Bugün öğrendim ki: "İzlanda Faloloji Müzesi"nde ilk insan penisinin elde edildiğini (...) ve formalin kavanozunda turşu haline getirilerek gri-kahverengi, buruşuk bir kütleye dönüştürüldüğünü söyledi. Müze, "daha genç, daha büyük ve daha iyi bir penis" arayışını sürdürüyor.

Reykjavik, İzlanda'daki Penis ve Penis Parçaları Müzesi

İzlanda Falloloji Müzesi (İzlandaca: Hið íslenzka reðasafn [ˈhɪːð ˈistlɛnska ˈrɛːðaˌsapn̥]), İzlanda'nın Reykjavik şehrinde yer almaktadır ve dünyanın en büyük penis ve penis parçaları koleksiyonuna ev sahipliği yapmaktadır. 2020 yılının başlarında müze, öncekinden üç kat daha büyük olan Hafnartorg'daki yeni yerine taşındı ve koleksiyon, 100'den fazla memeli türünden 300'ü aşkın penisi barındırıyor. Müze ayrıca, İzlanda folklorunun yaratıklarından ve halklarından 22 hayali penisi de sergiliyor.

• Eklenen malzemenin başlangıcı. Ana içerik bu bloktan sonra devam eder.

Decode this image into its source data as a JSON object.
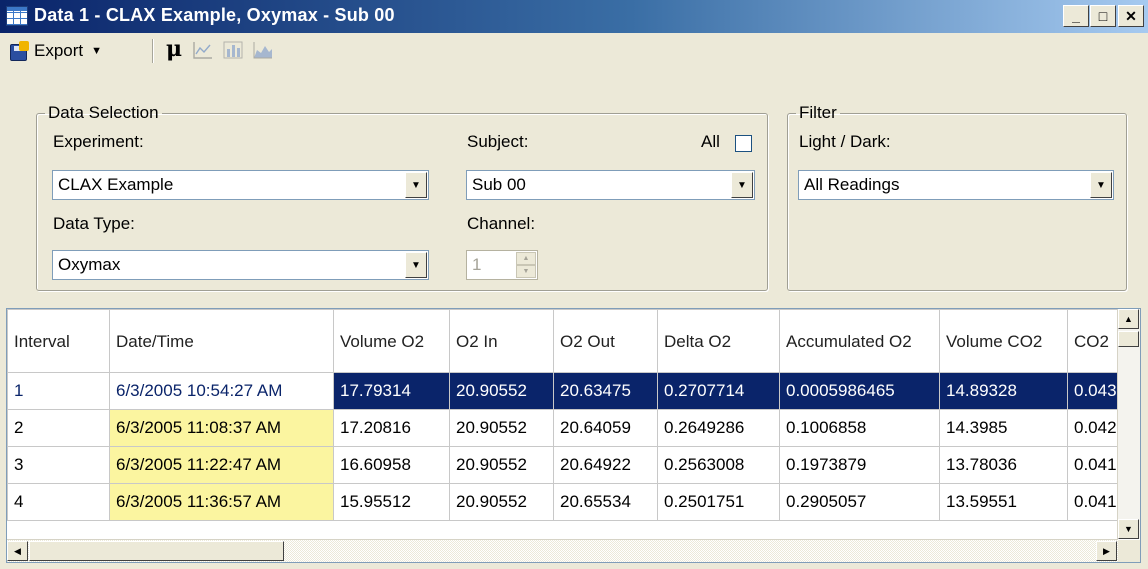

Temmuz 2011'de müze, potansiyel bağışçılar tarafından vaat edilen birçok penisten ilki olan ilk insan penisini elde etti. Bağışçının vücudundan ayrılması planlandığı gibi gitmedi ve formalin dolu bir kavanozda turşuya düşmüş gri-kahverengi, buruşmuş bir kütleye indirgendi. Müze, "daha genç, daha büyük ve daha iyi birini" aramaya devam ediyor. Bu arada, "kaydedilen en uzun idrar ölçümüne ve ... bugün hayatta olan herhangi bir erkeğe göre en uzun ve en kalın fallusa" sahip olan Büyük Britanyalı Matt Barr'ın bir kalıbını sergilemeye başladılar.

1997 yılında o zamandan beri emekli öğretmen Sigurður Hjartarson tarafından kurulan ve şu anda oğlu Hjörtur Gísli Sigurðsson tarafından yönetilen müze, Sigurður'un çocukluğunda bir boğanın penisten yapılmış bir sığır kamçısı verilmesiyle başlayan penislerle ilgili bir ilgiden doğdu. Ülke genelindeki kaynaklardan İzlandalı hayvanların organlarını temin etti; elde ettiği parçalar, 170 cm (67 inç) uzunluğundaki bir mavi balina penisinin ön ucunun yanında, ancak büyüteçle görülebilen 2 mm (0.08 inç) uzunluğundaki bir hamster'ın baculumuna kadar uzanıyordu. Müze, koleksiyonunun elflerin ve trolllerin penislerini içerdiğini iddia ediyor, ancak İzlanda folkloru bu yaratıkları görünmez olarak tasvir ettiği için bunlar görülemiyor. Koleksiyon ayrıca, boğaların skrotumlarından yapılmış abajurlar gibi fallik sanat ve el sanatlarını da içeriyor.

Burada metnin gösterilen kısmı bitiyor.